AI Fair Use Landmark: Authors v. Anthropic

Artificial intelligence is rapidly transforming how we interact with information, but its hunger for high-quality data has created a collision course with copyright law. This conflict takes center stage in the recent case of Bartz et al. v. Anthropic PBC, where acclaimed authors challenged Anthropic’s use of their books to train the company’s popular Claude AI models.

On June 23, 2025, Judge William Alsup of the U.S. District Court for the Northern District of California issued a detailed order addressing whether Anthropic’s conduct qualifies as “fair use” under Section 107 of the Copyright Act. The decision provides a rare, in-depth examination of how a leading AI company sourced its training data and the legal risks that accompany such practices. Still to come, a trial on the issues.

The fair use doctrine is a legal principle under U.S. copyright law that allows limited use of copyrighted material without permission from a copyright owner. Fair use provides for the legal, unlicensed citation or incorporation of copyrighted material in another author’s work under specific circumstances, including commentary, criticism, parody, news reporting, research and scholarship. Without the fair use doctrine, all copying of any amount for any purpose would be a violation of copyright.

Courts evaluate fair use claims using four factors spelled out in Section 107 of the Copyright Act: the purpose and character of the use (including whether it’s commercial or educational), the nature of the copyrighted work, the amount and substantiality of the portion used, and the effect of the use on the potential market for or value of the copyrighted work. Fair use is intentionally vague and does not contain quantitative limits or absolutes, but rather provides a sliding scale of considerations. The only way to get a definitive answer on whether a particular use qualifies as fair use is to have it resolved in federal court.

The court order reveals that Anthropic, founded by former OpenAI employees, set out to create a “central library of all the books in the world” to serve as a permanent and searchable resource for AI research and model training. Anthropic employed a two-pronged approach combining pirated digital books with bulk scanning operations.

Anthropic downloaded millions of full-text books from notorious pirate sites including Books3, Library Genesis (LibGen) and Pirate Library Mirror (PiLiMi). The company knew these were unauthorized copies, a fact openly discussed in internal communications.

To circumvent licensing requirements, Anthropic spent millions purchasing used and new print books in bulk, then systematically removed book bindings, scanned every page and discarded the physical copies. The company cataloged and stored the resulting digital files indefinitely with the stated goal of retaining this library “forever” for both AI training and general research purposes.

Anthropic’s internal documents clearly established that books, particularly those by professional authors, were valued for their creative expression and high-quality writing.
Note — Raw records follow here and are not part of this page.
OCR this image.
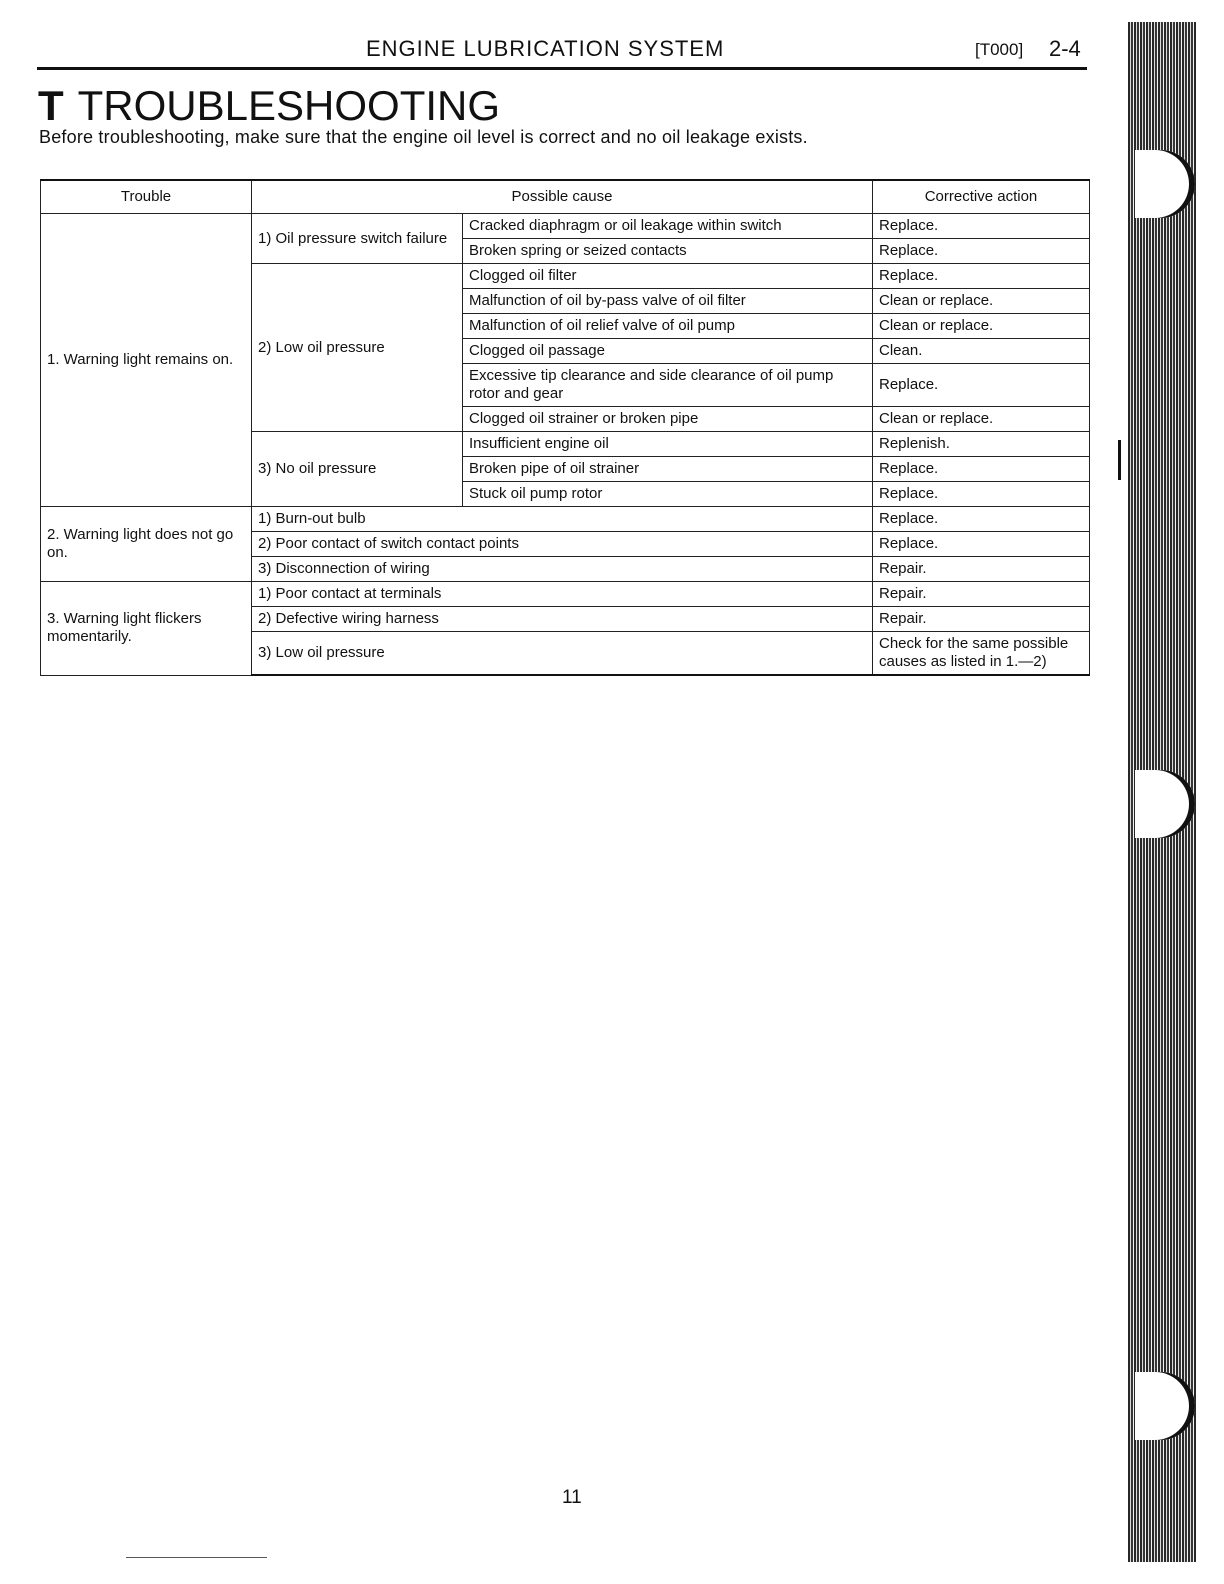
ENGINE LUBRICATION SYSTEM	[T000] 2-4
T TROUBLESHOOTING
Before troubleshooting, make sure that the engine oil level is correct and no oil leakage exists.
Trouble	Possible cause		Corrective action
1. Warning light remains on.	1) Oil pressure switch failure	Cracked diaphragm or oil leakage within switch	Replace.
		Broken spring or seized contacts	Replace.
	2) Low oil pressure	Clogged oil filter	Replace.
		Malfunction of oil by-pass valve of oil filter	Clean or replace.
		Malfunction of oil relief valve of oil pump	Clean or replace.
		Clogged oil passage	Clean.
		Excessive tip clearance and side clearance of oil pump rotor and gear	Replace.
		Clogged oil strainer or broken pipe	Clean or replace.
	3) No oil pressure	Insufficient engine oil	Replenish.
		Broken pipe of oil strainer	Replace.
		Stuck oil pump rotor	Replace.
2. Warning light does not go on.	1) Burn-out bulb		Replace.
	2) Poor contact of switch contact points		Replace.
	3) Disconnection of wiring		Repair.
3. Warning light flickers momentarily.	1) Poor contact at terminals		Repair.
	2) Defective wiring harness		Repair.
	3) Low oil pressure		Check for the same possible causes as listed in 1.—2)
11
The company believed training on these works would make Claude’s outputs more compelling, accurate and “editor-approved.”
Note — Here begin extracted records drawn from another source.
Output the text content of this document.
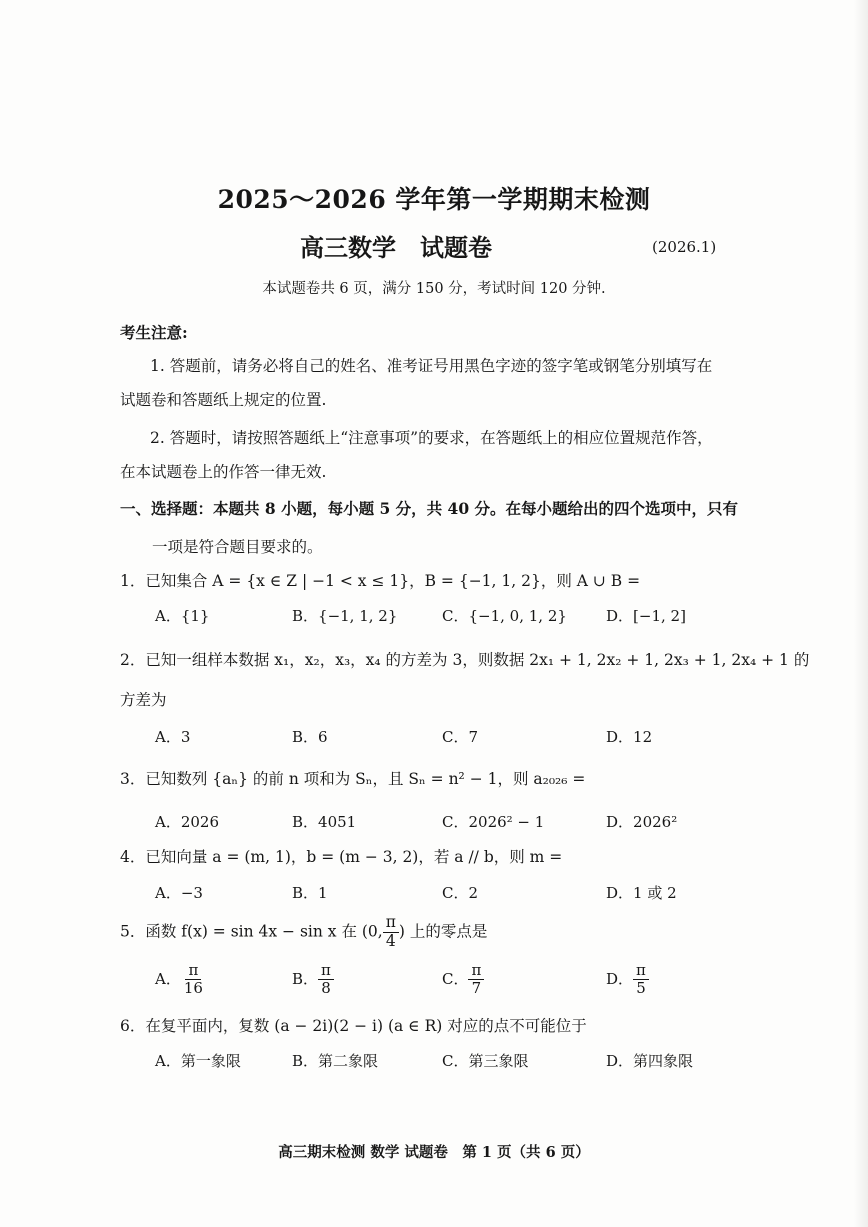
2025～2026 学年第一学期期末检测
高三数学　试题卷	(2026.1)
本试题卷共 6 页，满分 150 分，考试时间 120 分钟.
考生注意:
1. 答题前，请务必将自己的姓名、准考证号用黑色字迹的签字笔或钢笔分别填写在
试题卷和答题纸上规定的位置.
2. 答题时，请按照答题纸上“注意事项”的要求，在答题纸上的相应位置规范作答，
在本试题卷上的作答一律无效.
一、选择题：本题共 8 小题，每小题 5 分，共 40 分。在每小题给出的四个选项中，只有
一项是符合题目要求的。
1．已知集合 A = {x ∈ Z | −1 < x ≤ 1}，B = {−1, 1, 2}，则 A ∪ B =
A．{1}	B．{−1, 1, 2}	C．{−1, 0, 1, 2}	D．[−1, 2]
2．已知一组样本数据 x₁，x₂，x₃，x₄ 的方差为 3，则数据 2x₁ + 1, 2x₂ + 1, 2x₃ + 1, 2x₄ + 1 的
方差为
A．3	B．6	C．7	D．12
3．已知数列 {aₙ} 的前 n 项和为 Sₙ，且 Sₙ = n² − 1，则 a₂₀₂₆ =
A．2026	B．4051	C．2026² − 1	D．2026²
4．已知向量 a = (m, 1)，b = (m − 3, 2)，若 a // b，则 m =
A．−3	B．1	C．2	D．1 或 2
5．函数 f(x) = sin 4x − sin x 在 (0, $\frac{\pi}{4}$ ) 上的零点是
A． $\frac{\pi}{16}$	B． $\frac{\pi}{8}$	C． $\frac{\pi}{7}$	D． $\frac{\pi}{5}$
6．在复平面内，复数 (a − 2i)(2 − i) (a ∈ R) 对应的点不可能位于
A．第一象限	B．第二象限	C．第三象限	D．第四象限
高三期末检测 数学 试题卷　第 1 页（共 6 页）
Despite having alternatives such as commissioning original content or licensing existing works, Anthropic chose not to pursue these options, citing cost and convenience concerns.

The court order meticulously details the multi-stage copying process applied to each book. The process began with an initial copy transferred from the central library to a working training set. Next came cleaning, which involved removing headers, footers and extraneous text to create a new “cleaned” copy. The third stage was tokenization, converting text into machine-readable tokens and resulting in additional copies. Finally came iterative training, with repeated access and processing of tokenized copies during model training.
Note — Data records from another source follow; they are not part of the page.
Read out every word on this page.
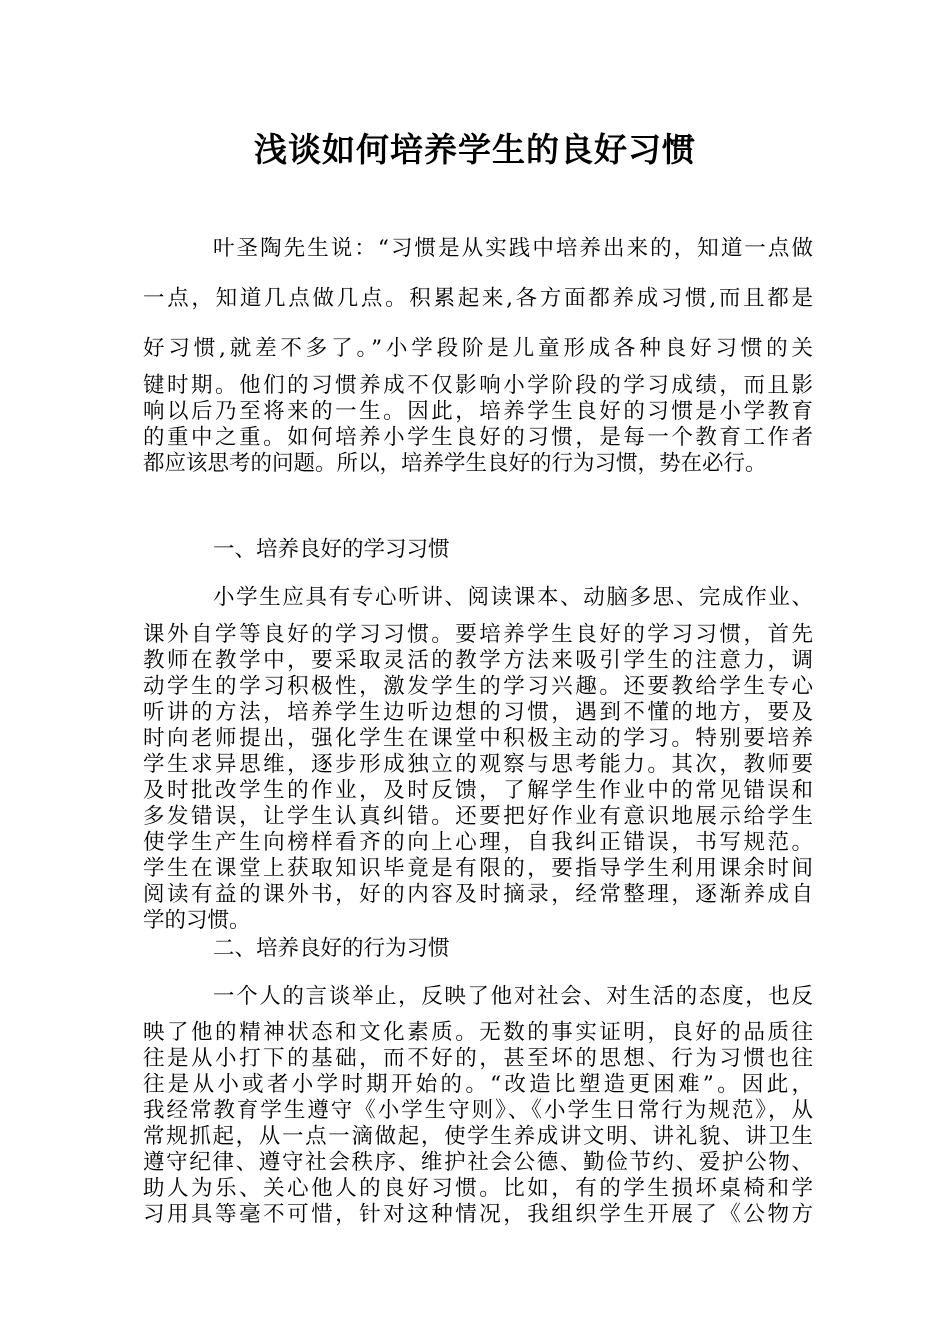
浅谈如何培养学生的良好习惯
叶圣陶先生说：“习惯是从实践中培养出来的，知道一点做
一点，知道几点做几点。积累起来,各方面都养成习惯,而且都是
好习惯,就差不多了。”小学段阶是儿童形成各种良好习惯的关
键时期。他们的习惯养成不仅影响小学阶段的学习成绩，而且影
响以后乃至将来的一生。因此，培养学生良好的习惯是小学教育
的重中之重。如何培养小学生良好的习惯，是每一个教育工作者
都应该思考的问题。所以，培养学生良好的行为习惯，势在必行。
一、培养良好的学习习惯
小学生应具有专心听讲、阅读课本、动脑多思、完成作业、
课外自学等良好的学习习惯。要培养学生良好的学习习惯，首先
教师在教学中，要采取灵活的教学方法来吸引学生的注意力，调
动学生的学习积极性，激发学生的学习兴趣。还要教给学生专心
听讲的方法，培养学生边听边想的习惯，遇到不懂的地方，要及
时向老师提出，强化学生在课堂中积极主动的学习。特别要培养
学生求异思维，逐步形成独立的观察与思考能力。其次，教师要
及时批改学生的作业，及时反馈，了解学生作业中的常见错误和
多发错误，让学生认真纠错。还要把好作业有意识地展示给学生
使学生产生向榜样看齐的向上心理，自我纠正错误，书写规范。
学生在课堂上获取知识毕竟是有限的，要指导学生利用课余时间
阅读有益的课外书，好的内容及时摘录，经常整理，逐渐养成自
学的习惯。
二、培养良好的行为习惯
一个人的言谈举止，反映了他对社会、对生活的态度，也反
映了他的精神状态和文化素质。无数的事实证明，良好的品质往
往是从小打下的基础，而不好的，甚至坏的思想、行为习惯也往
往是从小或者小学时期开始的。“改造比塑造更困难”。因此，
我经常教育学生遵守《小学生守则》、《小学生日常行为规范》，从
常规抓起，从一点一滴做起，使学生养成讲文明、讲礼貌、讲卫生
遵守纪律、遵守社会秩序、维护社会公德、勤俭节约、爱护公物、
助人为乐、关心他人的良好习惯。比如，有的学生损坏桌椅和学
习用具等毫不可惜，针对这种情况，我组织学生开展了《公物方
The scale was so extensive that Anthropic admitted it would be “impractical even to estimate” the total number of copies made.

The central question is whether this extensive, unauthorized copying constitutes “fair use” under Section 107 of the Copyright Act. The court’s order highlights several critical factors that weigh against fair use protection.

The commercial nature of Anthropic’s use was directly tied to a billion-dollar product. The scale and permanence of the copying was systematic, large-scale and intended to create a permanent research library. Anthropic had ready access to alternatives, as the company could have licensed works or created original training data but chose not to. Perhaps most importantly, the company’s business case depended on the expressive, creative qualities of the books, not merely factual information.

The court’s findings establish the foundation for a potentially precedent-setting ruling on fair use boundaries in the generative AI era. If Anthropic’s conduct is deemed not to constitute fair use, the decision could reshape how AI companies source and use copyrighted materials and force a reckoning regarding the need for licensing or alternative data strategies.

For authors and publishers, the case serves as a bellwether for how their rights will be protected as AI systems become increasingly sophisticated. For the tech industry, it warns that shortcuts in data acquisition carry serious legal consequences.